Silk Road Fund names its purchase of 10% equity stake in SIBUR, Russia’s major gas processing and petrochemicals group, China’s largest investment in the country in 2016. Previous transaction of a 9.9% stake in Yamal LNG totaled EUR1.08 billion.
“Silk Road Fund and PJSC SIBUR Holding, as well as its shareholders, entered into definitive transaction agreement regarding SRF’s purchase of a 10% equity stake in SIBUR… The transaction is China’s largest investment in Russia in 2016, in alignment with Russia’s Far East development strategy. It represents SRT’s new contribution to the China-Russia energy cooperation, and more broadly, the two countries comprehensive strategic cooperation partnership,” reads the SRT’s official statement.
The exact amount of the deal has non been yet disclosed by the Russian-based company, which released its official statement on Wednesday. The signing ceremony was held in Beijing on Dec. 14 and attended by Leonid Mikhelson (who owns approximately 43.08% of the company), Chairman of SIBUR’s Board of Directors, Dmitry Konov, Chairman of SIBUR’s Management Board, and Wang Yanzhi, President of the Silk Road Fund.

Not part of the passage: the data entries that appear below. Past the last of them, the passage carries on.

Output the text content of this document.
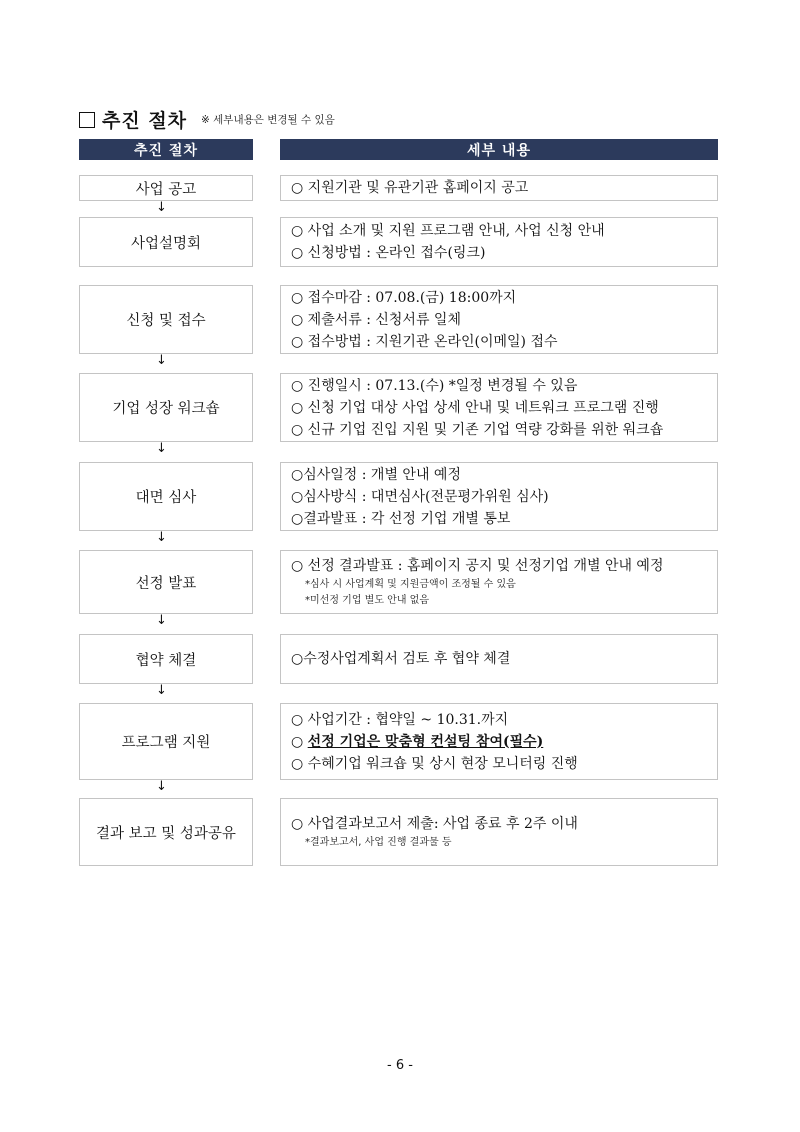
추진 절차 ※ 세부내용은 변경될 수 있음
추진 절차	세부 내용
사업 공고	○ 지원기관 및 유관기관 홈페이지 공고
↓
사업설명회
○ 사업 소개 및 지원 프로그램 안내, 사업 신청 안내
○ 신청방법 : 온라인 접수(링크)
신청 및 접수
○ 접수마감 : 07.08.(금) 18:00까지
○ 제출서류 : 신청서류 일체
○ 접수방법 : 지원기관 온라인(이메일) 접수
↓
기업 성장 워크숍
○ 진행일시 : 07.13.(수) *일정 변경될 수 있음
○ 신청 기업 대상 사업 상세 안내 및 네트워크 프로그램 진행
○ 신규 기업 진입 지원 및 기존 기업 역량 강화를 위한 워크숍
↓
대면 심사
○심사일정 : 개별 안내 예정
○심사방식 : 대면심사(전문평가위원 심사)
○결과발표 : 각 선정 기업 개별 통보
↓
선정 발표
○ 선정 결과발표 : 홈페이지 공지 및 선정기업 개별 안내 예정
*심사 시 사업계획 및 지원금액이 조정될 수 있음
*미선정 기업 별도 안내 없음
↓
협약 체결	○수정사업계획서 검토 후 협약 체결
↓
프로그램 지원
○ 사업기간 : 협약일 ~ 10.31.까지
○ 선정 기업은 맞춤형 컨설팅 참여(필수)
○ 수혜기업 워크숍 및 상시 현장 모니터링 진행
↓
결과 보고 및 성과공유
○ 사업결과보고서 제출: 사업 종료 후 2주 이내
*결과보고서, 사업 진행 결과물 등
- 6 -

The stake purchase in SIBUR is SRT’s second largest investment in Russia’s gas industry in 2016. Earlier this year, the Fund bought 9.9% stake in Yamal LNG, which is building an LNG plant on the Yamal Peninsula, for 1.08 billion euros.
In Dec. last year, another China’s company – Sinopec, one of the largest petrochemical corporations globally, – closed deal on purchase of 10% stake in SIBUR. According to a head of the Federal Antimonopoly Service Igor Artemyev, the amount of the deal was 1.2 billion euros.
SIBUR is vertically-integrated gas processing and petrochemical company that operates 26 production sites in different Russian regions. The company supplies products to over 1.4 large companies operating in energy sector, automotive industry, construction sector, production of consumer goods, chemical, and other industries in 75 countries worldwide.